Foram para a festa às 23h00 e decidiram que aquela noite seria dedicada a beber, cerveja, cachaça, whisky, topariam tudo que fosse líquido. Lá pelas 3h00 da manhã estavam sob influência do álcool, bastante desgrenhados. Saíram da mesa de metal montada no meio da multidão, como é comum fazer nessas festas, e foram para um pequeno bar nas imediações da praça central que ainda estava aberto. Queriam a saideira e entraram no estabelecimento aos tropeções. Após usarem o fedorento banheiro do estabelecimento, sentaram-se em uma mesa enferrujada e pediram algumas cervejas. Tentavam conversar, mas a voz dos quatro estava quase incompreensível. Quando Felipe se voltou para falar com Paulo, percebeu que ele estava com a cabeça recostada na parede, dormia. A sua boca jazia aberta.

Ao chamar a atenção dos outros dois colegas para a cômica situação, Felipe teve a original ideia de fazer uma brincadeira. Isso era comum entre eles. Eram amigos desde sempre. Costumavam caçoar uns dos outros, às vezes havia um estresse, mas a raiva logo passava. A união entre os quatro era para sempre. Todos tinham certeza disso. Pediram ao dono do bar que apagasse as luzes do estabelecimento e lhes trouxesse uma vela. Fariam uma foto muito engraçada para zoar com o bêbado no dia seguinte, talvez postassem as redes sociais.

O dono do estabelecimento atendeu o pedido dos clientes e lhes conseguiu a vela que foi acesa em cima da mesa, bem próxima a Paulo. Era só uma saudável curtição. Os três amigos sacaram seus celulares e fotografaram o dorminhoco em meio a muitas risadas. Estava realmente muito engraçado. No momento em que Raimundo foi fazer uma selfie com Paulo ao fundo, ele acordou. Ou foi o que pareceu. Ao abrir os olhos percebeu-se que estavam totalmente brancos, não haviam íris neles nem pupila. O verde que seduzira tantas meninas sumiu.

Raimundo percebeu que o amigo acordara e virou-se para lhe falar, quando Paulo saltou da cadeira derrubando a mesa, agarrando-lhe o pescoço com as duas mãos. Os dois caíram no chão, com Paulo por cima, suprimido as vias respiratórias do amigo. Felipe e Márcio riram muito, apontavam com o dedo e fotografavam. Até notarem o desespero de Raimundo, tentando pedir socorro.

Os dois foram até Paulo.

- Que é isso, cara, era só brincadeira! – Exclamou Felipe.

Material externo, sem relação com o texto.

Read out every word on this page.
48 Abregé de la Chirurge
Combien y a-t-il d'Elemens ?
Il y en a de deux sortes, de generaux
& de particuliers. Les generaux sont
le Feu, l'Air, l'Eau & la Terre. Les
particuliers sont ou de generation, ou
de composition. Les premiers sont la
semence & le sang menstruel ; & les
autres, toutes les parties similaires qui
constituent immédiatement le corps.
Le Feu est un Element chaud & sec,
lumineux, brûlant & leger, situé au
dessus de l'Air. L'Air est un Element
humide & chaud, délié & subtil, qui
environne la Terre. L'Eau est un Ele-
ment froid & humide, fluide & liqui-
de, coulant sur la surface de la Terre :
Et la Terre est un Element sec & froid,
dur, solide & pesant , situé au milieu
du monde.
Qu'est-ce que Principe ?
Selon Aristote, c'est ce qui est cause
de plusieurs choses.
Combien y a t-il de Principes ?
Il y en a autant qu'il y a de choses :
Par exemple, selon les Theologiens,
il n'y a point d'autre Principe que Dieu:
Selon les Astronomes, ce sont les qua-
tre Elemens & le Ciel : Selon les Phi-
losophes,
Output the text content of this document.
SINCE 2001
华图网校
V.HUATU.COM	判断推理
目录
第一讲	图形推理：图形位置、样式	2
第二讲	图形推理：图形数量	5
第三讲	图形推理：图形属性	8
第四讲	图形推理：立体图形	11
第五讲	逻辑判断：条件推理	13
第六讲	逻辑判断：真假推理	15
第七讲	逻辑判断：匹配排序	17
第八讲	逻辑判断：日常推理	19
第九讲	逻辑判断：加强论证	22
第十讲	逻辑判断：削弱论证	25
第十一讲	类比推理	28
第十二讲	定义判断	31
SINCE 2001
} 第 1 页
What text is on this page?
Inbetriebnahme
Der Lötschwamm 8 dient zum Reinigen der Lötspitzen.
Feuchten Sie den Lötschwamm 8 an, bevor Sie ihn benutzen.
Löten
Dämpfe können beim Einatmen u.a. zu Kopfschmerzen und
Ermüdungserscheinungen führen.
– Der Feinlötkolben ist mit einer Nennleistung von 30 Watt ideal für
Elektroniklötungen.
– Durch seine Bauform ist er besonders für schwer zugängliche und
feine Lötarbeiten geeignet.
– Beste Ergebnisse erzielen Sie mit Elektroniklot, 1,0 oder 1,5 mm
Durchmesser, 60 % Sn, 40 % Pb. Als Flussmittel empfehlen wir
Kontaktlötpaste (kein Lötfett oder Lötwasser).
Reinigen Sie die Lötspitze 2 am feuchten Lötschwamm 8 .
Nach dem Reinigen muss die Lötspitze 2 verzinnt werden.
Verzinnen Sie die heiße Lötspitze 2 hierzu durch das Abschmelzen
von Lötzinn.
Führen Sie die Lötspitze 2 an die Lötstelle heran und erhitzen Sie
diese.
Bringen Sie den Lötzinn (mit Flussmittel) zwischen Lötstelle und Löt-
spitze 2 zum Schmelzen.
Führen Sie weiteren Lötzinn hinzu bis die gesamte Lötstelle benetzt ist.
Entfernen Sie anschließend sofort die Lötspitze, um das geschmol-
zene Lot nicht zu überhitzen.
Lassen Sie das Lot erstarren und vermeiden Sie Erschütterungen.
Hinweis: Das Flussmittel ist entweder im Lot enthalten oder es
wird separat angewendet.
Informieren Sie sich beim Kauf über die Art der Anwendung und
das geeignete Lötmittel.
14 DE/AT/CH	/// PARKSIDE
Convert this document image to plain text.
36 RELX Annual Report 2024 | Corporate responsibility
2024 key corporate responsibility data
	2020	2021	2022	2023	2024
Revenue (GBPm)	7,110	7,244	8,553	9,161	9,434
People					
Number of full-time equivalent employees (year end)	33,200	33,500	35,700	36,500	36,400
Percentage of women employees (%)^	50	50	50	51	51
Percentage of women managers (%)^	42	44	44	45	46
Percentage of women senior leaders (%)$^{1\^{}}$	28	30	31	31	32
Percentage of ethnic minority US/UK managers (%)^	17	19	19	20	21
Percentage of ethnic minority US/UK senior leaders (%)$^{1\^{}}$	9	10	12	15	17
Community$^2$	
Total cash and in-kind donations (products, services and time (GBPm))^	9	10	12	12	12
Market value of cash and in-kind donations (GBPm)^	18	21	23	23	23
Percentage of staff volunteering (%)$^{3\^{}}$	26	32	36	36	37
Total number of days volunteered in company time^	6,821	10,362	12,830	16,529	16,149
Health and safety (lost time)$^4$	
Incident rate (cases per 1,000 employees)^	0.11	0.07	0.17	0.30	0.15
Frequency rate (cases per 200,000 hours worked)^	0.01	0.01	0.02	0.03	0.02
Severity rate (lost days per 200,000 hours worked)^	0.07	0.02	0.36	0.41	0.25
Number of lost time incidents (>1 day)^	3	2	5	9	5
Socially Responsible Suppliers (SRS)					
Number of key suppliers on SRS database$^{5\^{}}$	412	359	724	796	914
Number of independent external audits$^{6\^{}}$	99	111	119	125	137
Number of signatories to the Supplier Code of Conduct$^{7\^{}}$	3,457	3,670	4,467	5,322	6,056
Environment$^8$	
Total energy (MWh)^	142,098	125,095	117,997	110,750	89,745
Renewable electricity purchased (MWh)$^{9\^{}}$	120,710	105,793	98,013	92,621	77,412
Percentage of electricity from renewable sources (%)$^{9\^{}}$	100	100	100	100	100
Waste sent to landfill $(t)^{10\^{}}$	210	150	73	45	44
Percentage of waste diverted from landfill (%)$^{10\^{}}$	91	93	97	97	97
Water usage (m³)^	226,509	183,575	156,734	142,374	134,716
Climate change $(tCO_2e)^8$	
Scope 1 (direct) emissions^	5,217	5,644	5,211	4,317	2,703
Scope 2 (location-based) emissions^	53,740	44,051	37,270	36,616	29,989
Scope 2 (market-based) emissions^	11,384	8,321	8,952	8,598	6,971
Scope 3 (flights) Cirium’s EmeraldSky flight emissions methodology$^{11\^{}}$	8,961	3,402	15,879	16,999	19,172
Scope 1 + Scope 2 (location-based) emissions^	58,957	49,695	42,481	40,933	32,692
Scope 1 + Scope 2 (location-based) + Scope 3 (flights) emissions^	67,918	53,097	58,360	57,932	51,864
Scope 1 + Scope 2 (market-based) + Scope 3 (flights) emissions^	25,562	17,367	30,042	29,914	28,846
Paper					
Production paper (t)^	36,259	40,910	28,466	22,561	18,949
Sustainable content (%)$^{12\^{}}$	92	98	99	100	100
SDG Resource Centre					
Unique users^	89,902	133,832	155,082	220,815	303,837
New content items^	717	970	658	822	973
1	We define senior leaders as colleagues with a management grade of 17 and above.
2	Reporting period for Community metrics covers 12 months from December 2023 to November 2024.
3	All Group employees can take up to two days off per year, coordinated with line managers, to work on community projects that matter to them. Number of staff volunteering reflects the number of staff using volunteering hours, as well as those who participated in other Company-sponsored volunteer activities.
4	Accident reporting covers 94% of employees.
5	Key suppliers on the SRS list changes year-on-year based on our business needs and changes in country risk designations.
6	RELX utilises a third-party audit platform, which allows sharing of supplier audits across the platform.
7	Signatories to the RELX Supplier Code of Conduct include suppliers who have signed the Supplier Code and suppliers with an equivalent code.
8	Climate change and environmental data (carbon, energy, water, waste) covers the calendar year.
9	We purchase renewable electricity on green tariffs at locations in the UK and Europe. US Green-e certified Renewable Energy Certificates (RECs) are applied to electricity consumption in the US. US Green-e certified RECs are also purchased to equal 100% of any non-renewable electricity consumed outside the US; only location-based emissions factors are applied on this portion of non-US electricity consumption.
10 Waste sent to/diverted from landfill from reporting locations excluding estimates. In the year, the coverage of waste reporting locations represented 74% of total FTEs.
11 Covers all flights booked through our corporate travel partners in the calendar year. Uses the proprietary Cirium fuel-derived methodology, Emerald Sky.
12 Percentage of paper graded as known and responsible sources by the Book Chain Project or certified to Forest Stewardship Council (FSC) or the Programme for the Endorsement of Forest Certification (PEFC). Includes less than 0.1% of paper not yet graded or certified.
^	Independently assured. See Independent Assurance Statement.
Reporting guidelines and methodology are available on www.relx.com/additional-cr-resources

- Já deu, Paulo! – Falou Márcio. Mas nada acontecera.

Paulo continuou enforcando Raimundo. Os dois se desesperaram e tentaram arrancá-lo a força. Nesse momento se tornaram lúcidos, o álcool perdera o efeito ante a adrenalina que tomava a todos naquele momento. Enquanto Raimundo exalava os seus últimos suspiros, Felipe soltou o pescoço de Paulo, pegara uma cadeira de metal e lhe acertara nas costas. Pareceu ter o efeito do toque de uma pluma.

Ao perceber que Raimundo morrera, Paulo empurrou Márcio, que lhe agarrava o braço direito. O jovem cambaleou para trás e caiu a três metros de distância. O agressor ficou de pé, agarrou Felipe pela camisa e o arremessou contra a parede. A sua força era sobre-humana. O som do crânio de Felipe quebrando ao colidir com a divisória pôde ser ouvido com nitidez. Também morrera.

A essa altura o dono do bar já correra para fora em busca da polícia. Para sua sorte encontrou soldados com uniformes camuflados, típicos de uma força especial da Polícia Militar. Faziam parte do reforço que fora enviado para a cidade por ocasião do festejo. Ao entrarem correndo no estabelecimento, os quatro militares presenciaram Paulo dando uma “gravata” em Márcio, que estava de joelhos, com o outrora “amigo” agarrado ao seu pescoço por trás.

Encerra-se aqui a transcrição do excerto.